Znalezione: 2 marca 2021, Great Doddington, Anglii
Wnioski: właściciele farmy proszą o niezaśmiecanie farmy woreczkami z psimi kupami czyli "poo bag". Kartka powieszona przy wejściu foot path, o których więcej tutaj, prowadzącej przez pastwiska. Rzeczywiście, wszyscy tych worków używają, ale potem wyrzucają na ziemię. Szczególnie w terenie otwartym poza miastem. Mimo że na końcu każdej takiej ścieżki stoją specjalne kosze. A najgorsze jest to, że wiatr je unosi i potem te torebki wiszą na żywopłotach i drzewach. Z drugiej strony pies się wypróżnia na początku spaceru a właściciel musi przez cały spacer jego odchody nieść... Potrzebne by były dodatkowe pojemniki na ten woreczek. Coś w stylu manierki plastikowej? W sumie w takie miejsca na polach i łąkach wystarczyło by wziąć łopatkę.
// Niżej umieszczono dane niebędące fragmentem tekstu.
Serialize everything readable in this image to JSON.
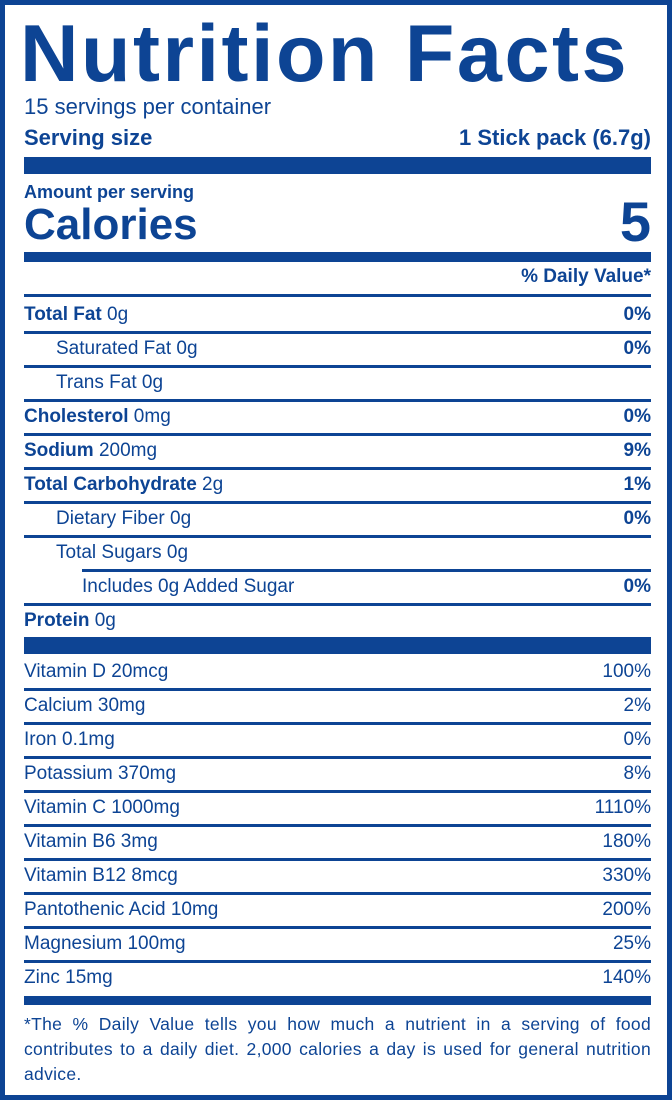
{
  "label": {
    "title": "Nutrition Facts",
    "servings_per_container": "15 servings per container",
    "serving_size_label": "Serving size",
    "serving_size_value": "1 Stick pack (6.7g)",
    "amount_per_serving": "Amount per serving",
    "calories_label": "Calories",
    "calories_value": "5",
    "daily_value_header": "% Daily Value*",
    "nutrients": [
      {
        "name": "Total Fat",
        "amount": " 0g",
        "dv": "0%"
      },
      {
        "name": "Saturated Fat",
        "amount": " 0g",
        "dv": "0%"
      },
      {
        "name": "Trans Fat",
        "amount": " 0g",
        "dv": ""
      },
      {
        "name": "Cholesterol",
        "amount": " 0mg",
        "dv": "0%"
      },
      {
        "name": "Sodium",
        "amount": " 200mg",
        "dv": "9%"
      },
      {
        "name": "Total Carbohydrate",
        "amount": " 2g",
        "dv": "1%"
      },
      {
        "name": "Dietary Fiber",
        "amount": " 0g",
        "dv": "0%"
      },
      {
        "name": "Total Sugars",
        "amount": " 0g",
        "dv": ""
      },
      {
        "name": "Includes 0g Added Sugar",
        "amount": "",
        "dv": "0%"
      },
      {
        "name": "Protein",
        "amount": " 0g",
        "dv": ""
      }
    ],
    "vitamins": [
      {
        "name": "Vitamin D 20mcg",
        "dv": "100%"
      },
      {
        "name": "Calcium 30mg",
        "dv": "2%"
      },
      {
        "name": "Iron 0.1mg",
        "dv": "0%"
      },
      {
        "name": "Potassium 370mg",
        "dv": "8%"
      },
      {
        "name": "Vitamin C 1000mg",
        "dv": "1110%"
      },
      {
        "name": "Vitamin B6 3mg",
        "dv": "180%"
      },
      {
        "name": "Vitamin B12 8mcg",
        "dv": "330%"
      },
      {
        "name": "Pantothenic Acid 10mg",
        "dv": "200%"
      },
      {
        "name": "Magnesium 100mg",
        "dv": "25%"
      },
      {
        "name": "Zinc 15mg",
        "dv": "140%"
      }
    ],
    "footnote": "*The % Daily Value tells you how much a nutrient in a serving of food contributes to a daily diet. 2,000 calories a day is used for general nutrition advice.",
    "color": "#0d4494"
  }
}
Inne ogłoszenie o podobnej treści tutaj.
I na koniec coś zabawnego w temacie
Znalezione: 2 marca 2021, Summer Leys Nature Reserve, Anglia
Wnioski: dopisek na tablicy informacyjnej w rezerwacie przyrody. Nie wiem czy "no dogging" odnosi się do łapania psów czy obserwowania psów? W analogii do "fishingu" czyli łowienia ryb lub "birdingu" czyli obserwowania ptaków. Najbardziej prawdopodobne że to zakaz spacerów z psami. Oficjalnie jest to dozwolone z obowiązkiem prowadzenia psa na smyczy (o czym jest mowa na tablicy), a jest powszechnie nieprzestrzegane i sprzątanie odchodów, jak to wygląda opisałam powyżej.